Speaking of smell, I imagined that Freddy would have been somewhat fragrant after being flushed with the waste and then marinating in mud for a spell.

“On the subject of food…” I began.

Werm interjected, “Don’t worry, William, I explained to him about your house rules.”

Freddy held up the fingers of his right hand as if he were about to take the Boy Scout oath. “I won’t kill any humans. I promise. I don’t believe in it, dude. I’m a live-and-let-live guy. You feel me?”

“Indeed,” I said, hoping he didn’t mean that literally. “I’m sure you’re a civilized man if Tobias calls you friend. And if you stay that way, you’re welcome to remain here as long as you like.”

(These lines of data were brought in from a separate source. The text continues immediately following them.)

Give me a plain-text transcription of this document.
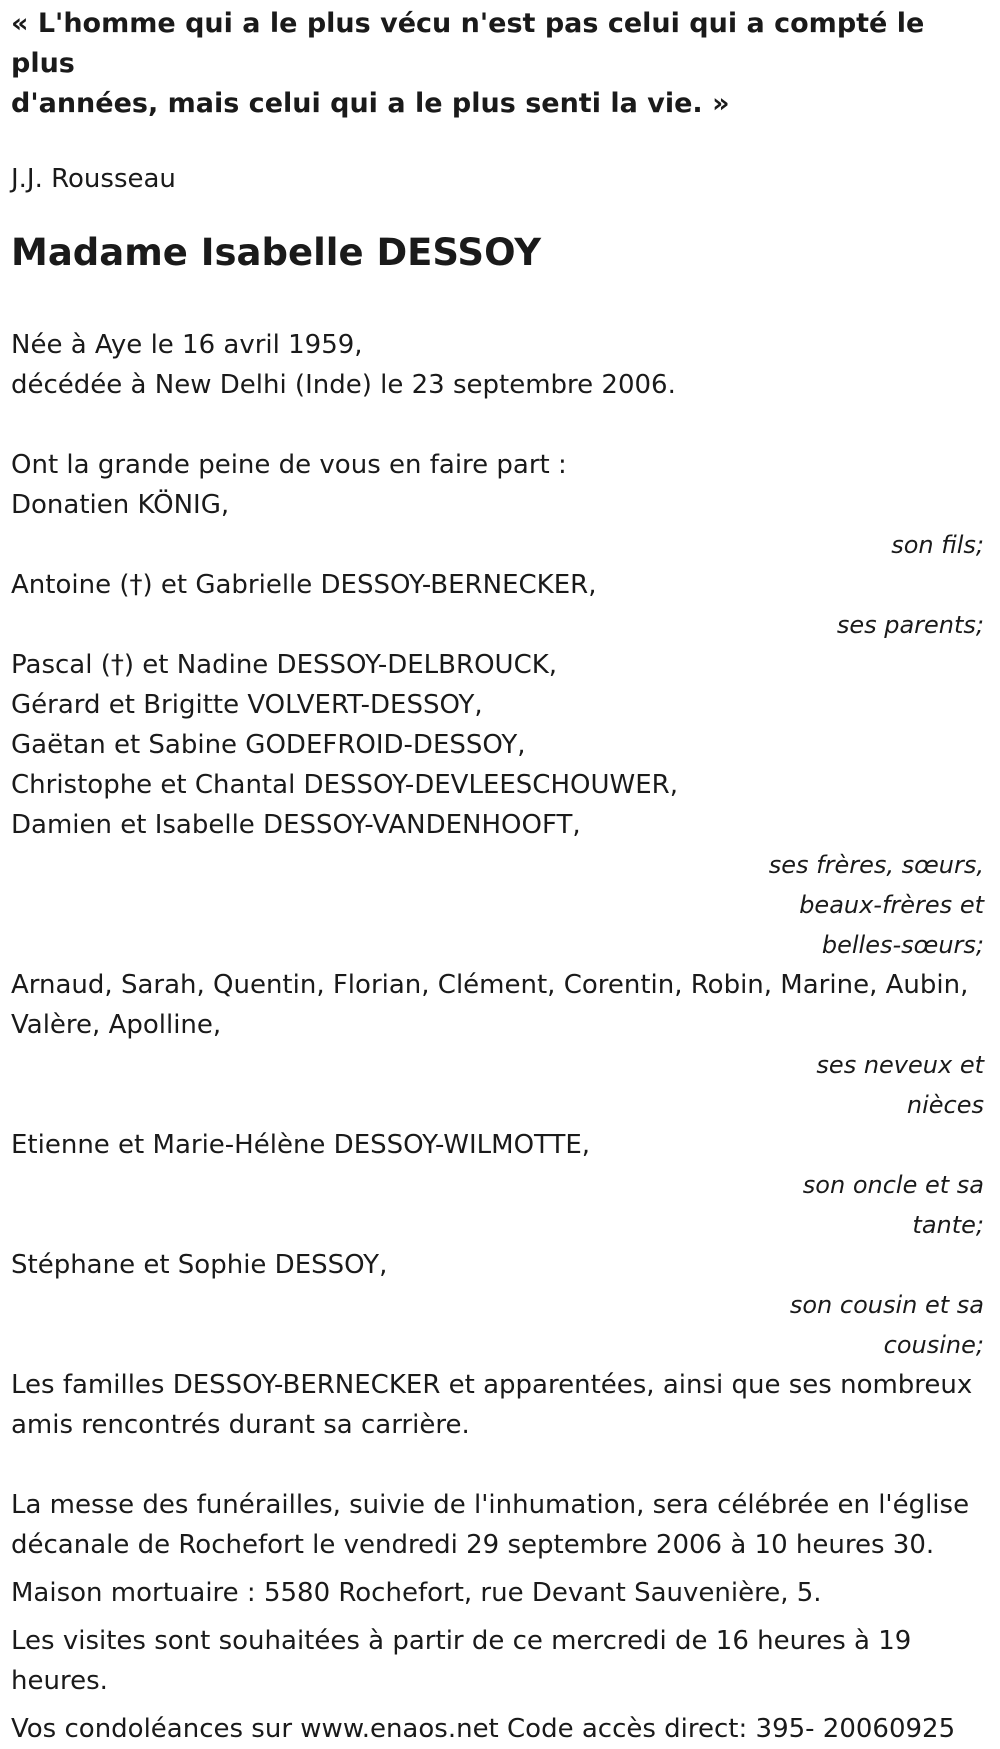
« L'homme qui a le plus vécu n'est pas celui qui a compté le plus
d'années, mais celui qui a le plus senti la vie. »
J.J. Rousseau
Madame Isabelle DESSOY
Née à Aye le 16 avril 1959,
décédée à New Delhi (Inde) le 23 septembre 2006.
Ont la grande peine de vous en faire part :
Donatien KÖNIG,
son fils;
Antoine (†) et Gabrielle DESSOY-BERNECKER,
ses parents;
Pascal (†) et Nadine DESSOY-DELBROUCK,
Gérard et Brigitte VOLVERT-DESSOY,
Gaëtan et Sabine GODEFROID-DESSOY,
Christophe et Chantal DESSOY-DEVLEESCHOUWER,
Damien et Isabelle DESSOY-VANDENHOOFT,
ses frères, sœurs,
beaux-frères et
belles-sœurs;
Arnaud, Sarah, Quentin, Florian, Clément, Corentin, Robin, Marine, Aubin,
Valère, Apolline,
ses neveux et
nièces
Etienne et Marie-Hélène DESSOY-WILMOTTE,
son oncle et sa
tante;
Stéphane et Sophie DESSOY,
son cousin et sa
cousine;
Les familles DESSOY-BERNECKER et apparentées, ainsi que ses nombreux
amis rencontrés durant sa carrière.
La messe des funérailles, suivie de l'inhumation, sera célébrée en l'église
décanale de Rochefort le vendredi 29 septembre 2006 à 10 heures 30.
Maison mortuaire : 5580 Rochefort, rue Devant Sauvenière, 5.
Les visites sont souhaitées à partir de ce mercredi de 16 heures à 19
heures.
Vos condoléances sur www.enaos.net Code accès direct: 395- 20060925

“Thanks, dude.” Freddy smiled, giving the barest glimpse of a mature set of fangs. This blood drinker might seem youthful, but he was no fledgling. I wondered at his background. Since I hadn’t brought him to the New World as part of my smuggling operation for peaceful European vampires, I assumed he was a product of the indigenous western vampires like Tobey. Perhaps I’d ask him one day if he stayed in the city long enough.

“C’mon, Freddy, I’ll get you a beer,” Werm said, and his new friend followed.

When they’d left, I saw Jack’s friend Otis sitting on the bar stool directly behind where they’d stood. He was furtively fiddling with an electronic device, and when I greeted him he nearly jumped off his seat.